A Direção das escolas foi alvo de muitas críticas. Para os adolescentes ela cria regras desnecessárias, impondo proibições desnecessárias, regras não claras em um processo em que a discussão e a participação dos alunos não ocorre. Espera-se apenas que eles as obedeçam e cumpram sem saberem o porquê. Um adolescente falou que em sua escola não é permitido usar boné, mas pode usar touca. Há regras excessivas, até com as roupas. Reconhecem que são necessários limites, mas muitas vezes esses limites são por demais estreitos. Ou seja, a direção muitas vezes, opta por lidar com esses meninos e meninas, que possuem desejos, vontades e idéias muitas vezes contrárias e que trazem conflitos, de forma a impor seu poder de determinação, tornando-se autoritária. Na visão dos adolescentes, parece que a direção às vezes dita coisas e nem sabe avaliar se aquilo é realmente importante e justo no momento. Uma adolescente contou que uma vez estava passando mal e estava sentada no banco do corredor da direção. Sua mãe foi buscá-la e estava esperando na porta mais próxima desse corredor, em que passam somente os funcionários da escola. A diretora não a deixou passar por lá, por ela ser uma aluna, e mandou ela ir por outra porta, mais longe e que passava pela bagunça dos alunos. O que chateou a adolescente foi o fato da direção não avaliar a possibilidade dela sair pela porta mais próxima.

O diálogo entre alunos e diretores parece estar ausente. Um menino contou que a direção da sua escola há muito tempo, arrecadou dinheiro nas salas de aulas, a fim de construir uma cobertura da quadra esportiva. A quantia arrecadada foi considerável, visto que todos queriam essa cobertura. Ocorreu que a cobertura nunca foi feita, mas não foram explicadas as razões da não construção ou do uso/desuso do dinheiro.

A direção não sabe o que fazer e não tem mais alternativas com os alunos que não obedecem às regras da escola, segundo os adolescentes. Um dos meninos relatou que a diretora da sua escola sempre chama a polícia para resolver o caso de alguns alunos que não entram para as aulas e permanecem na porta da escola; contou que na mesma semana da Oficina de Atividades, a diretora chamou a polícia, que levou um aluno (aluno este que já foi várias vezes para o NAI - Núcleo de Atenção Integrada - serviço ligado ao poder judiciário na cidade) para um lugar perto da escola e o agrediu fisicamente. É muito comum e freqüente a polícia levar os alunos para esse lugar, segundo esse adolescente, assim como a direção tem conhecimento disso.

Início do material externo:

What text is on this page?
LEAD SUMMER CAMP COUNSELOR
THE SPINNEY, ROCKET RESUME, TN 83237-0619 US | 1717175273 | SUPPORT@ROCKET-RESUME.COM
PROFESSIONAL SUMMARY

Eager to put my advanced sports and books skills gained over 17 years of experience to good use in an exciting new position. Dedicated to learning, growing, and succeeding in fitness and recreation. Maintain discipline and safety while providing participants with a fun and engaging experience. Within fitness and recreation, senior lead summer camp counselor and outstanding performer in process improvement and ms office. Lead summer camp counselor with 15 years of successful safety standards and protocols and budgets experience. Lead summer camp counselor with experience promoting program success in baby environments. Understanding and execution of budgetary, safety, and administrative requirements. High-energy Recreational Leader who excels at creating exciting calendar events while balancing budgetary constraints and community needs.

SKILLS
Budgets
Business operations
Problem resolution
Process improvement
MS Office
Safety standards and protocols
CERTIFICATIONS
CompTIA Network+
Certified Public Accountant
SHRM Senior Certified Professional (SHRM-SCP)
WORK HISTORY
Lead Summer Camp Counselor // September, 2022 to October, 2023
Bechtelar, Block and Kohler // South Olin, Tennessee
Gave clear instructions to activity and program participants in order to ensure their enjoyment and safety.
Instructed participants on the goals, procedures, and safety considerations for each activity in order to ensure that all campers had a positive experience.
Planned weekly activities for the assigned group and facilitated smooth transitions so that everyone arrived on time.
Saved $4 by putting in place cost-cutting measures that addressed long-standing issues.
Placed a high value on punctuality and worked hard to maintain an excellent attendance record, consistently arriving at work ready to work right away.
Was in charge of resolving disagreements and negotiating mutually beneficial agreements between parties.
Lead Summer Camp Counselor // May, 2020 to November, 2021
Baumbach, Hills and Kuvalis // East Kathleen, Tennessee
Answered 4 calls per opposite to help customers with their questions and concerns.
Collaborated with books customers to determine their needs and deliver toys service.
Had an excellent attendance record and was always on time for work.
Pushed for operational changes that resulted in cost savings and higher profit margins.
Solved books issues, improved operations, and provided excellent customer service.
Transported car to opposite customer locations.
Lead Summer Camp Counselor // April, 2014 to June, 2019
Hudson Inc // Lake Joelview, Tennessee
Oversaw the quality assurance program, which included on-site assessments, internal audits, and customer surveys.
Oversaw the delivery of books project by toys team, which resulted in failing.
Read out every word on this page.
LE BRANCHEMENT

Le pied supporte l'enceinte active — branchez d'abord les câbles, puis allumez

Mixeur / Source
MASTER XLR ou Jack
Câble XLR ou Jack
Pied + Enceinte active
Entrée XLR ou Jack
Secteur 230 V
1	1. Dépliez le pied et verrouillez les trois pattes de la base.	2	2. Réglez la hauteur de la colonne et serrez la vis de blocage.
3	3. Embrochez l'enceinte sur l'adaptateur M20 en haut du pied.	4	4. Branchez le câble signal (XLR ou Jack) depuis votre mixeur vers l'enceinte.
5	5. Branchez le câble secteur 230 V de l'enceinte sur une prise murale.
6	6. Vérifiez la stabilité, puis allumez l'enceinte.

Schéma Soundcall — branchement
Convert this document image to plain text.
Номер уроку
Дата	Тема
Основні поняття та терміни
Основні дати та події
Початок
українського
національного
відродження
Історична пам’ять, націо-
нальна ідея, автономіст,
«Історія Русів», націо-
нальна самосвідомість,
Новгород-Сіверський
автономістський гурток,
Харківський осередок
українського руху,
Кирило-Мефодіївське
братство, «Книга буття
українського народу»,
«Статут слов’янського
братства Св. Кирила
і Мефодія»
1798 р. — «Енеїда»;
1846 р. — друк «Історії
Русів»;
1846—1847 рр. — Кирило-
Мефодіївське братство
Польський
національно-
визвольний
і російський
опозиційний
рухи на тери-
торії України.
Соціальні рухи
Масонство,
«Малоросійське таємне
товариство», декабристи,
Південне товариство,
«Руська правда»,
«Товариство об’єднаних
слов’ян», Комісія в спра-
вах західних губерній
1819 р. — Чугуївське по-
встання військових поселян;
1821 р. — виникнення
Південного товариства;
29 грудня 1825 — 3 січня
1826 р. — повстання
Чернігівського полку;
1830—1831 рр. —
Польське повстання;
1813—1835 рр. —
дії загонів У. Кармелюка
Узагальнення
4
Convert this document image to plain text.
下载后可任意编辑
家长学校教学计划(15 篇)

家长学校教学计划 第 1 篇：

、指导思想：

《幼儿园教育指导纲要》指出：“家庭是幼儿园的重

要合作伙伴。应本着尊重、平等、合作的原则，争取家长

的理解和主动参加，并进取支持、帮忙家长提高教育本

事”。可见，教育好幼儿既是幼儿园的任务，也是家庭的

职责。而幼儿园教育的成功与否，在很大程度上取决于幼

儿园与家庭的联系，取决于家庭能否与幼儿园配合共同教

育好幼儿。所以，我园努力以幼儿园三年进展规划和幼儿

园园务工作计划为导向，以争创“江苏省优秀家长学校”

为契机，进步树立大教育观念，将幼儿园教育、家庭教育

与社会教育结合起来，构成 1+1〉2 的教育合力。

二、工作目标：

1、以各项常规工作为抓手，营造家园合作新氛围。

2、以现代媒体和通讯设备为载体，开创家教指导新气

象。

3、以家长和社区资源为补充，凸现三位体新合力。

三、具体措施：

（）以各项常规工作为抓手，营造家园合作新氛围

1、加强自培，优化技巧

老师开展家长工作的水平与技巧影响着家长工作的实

Ao mesmo tempo, houve reclamações de alguns sobre a postura da direção, que deveria ser mais "firme" com os alunos. Essas reclamações parecem traduzir a situação da direção, que não consegue conter o desânimo de muitos alunos em freqüentar essa escola noturna. O espaço social na escola se torna caótico pelo (mal) uso que fazem do espaço físico, com depredações, pichações; alguns alunos não se comportam de maneira adequada na sala de aula, não permitindo que outros alunos prestem atenção nas aulas. Assim, o aluno desinteressado pela escola expõe concretamente o que sente e pensa, interferindo na dinâmica geral que envolve a todos. A postura e o comportamento dos colegas da escola foi bastante discutido. Para esses meninos e meninas, não adianta só os professores e diretores mudarem, os alunos também precisam mudar. Isto vai na mesma direção apontada por outros estudos que colocam a escola como uma construção coletiva de vários atores.

Outras Vivências e Oportunidades na Escola

Muitos adolescentes que participaram das Oficinas valorizam espaços diferentes/não-convencionais (além das matérias tradicionais e obrigatórias) nas escolas como comunicação e rádio, salas de informática, grafitagem, teatro, discussões de filmes. Porém, são espaços limitados nos horários ou que acontecem esporadicamente. Quando questionados a respeito do que gostariam que a escola oferecesse ‘a mais’ para eles, além do ensino comum de qualidade, um adolescente se manifestou e disse que sente falta de espaços como os elencados acima, pois durante o período escolar, o adolescente vai formando sua personalidade na medida em que vai se relacionando com os amigos e disse que sente falta de um espaço para discutir essas mudanças. Uma outra adolescente se referiu à Oficina, dizendo que poderia ter um espaço como esse na escola. Outras reclamaram que suas escolas ofereciam gincanas e essas proporcionavam um momento em que havia maior integração entre os alunos e também entre alunos e professores, mas que isso não tem mais ocorrido. Apesar desses comentários, foi difícil para eles imaginarem esse espaço, essa escola que proporcionaria coisas diferentes daquelas que estão acostumados. Chegaram mesmo a dizer que talvez não tivessem tempo para essas coisas.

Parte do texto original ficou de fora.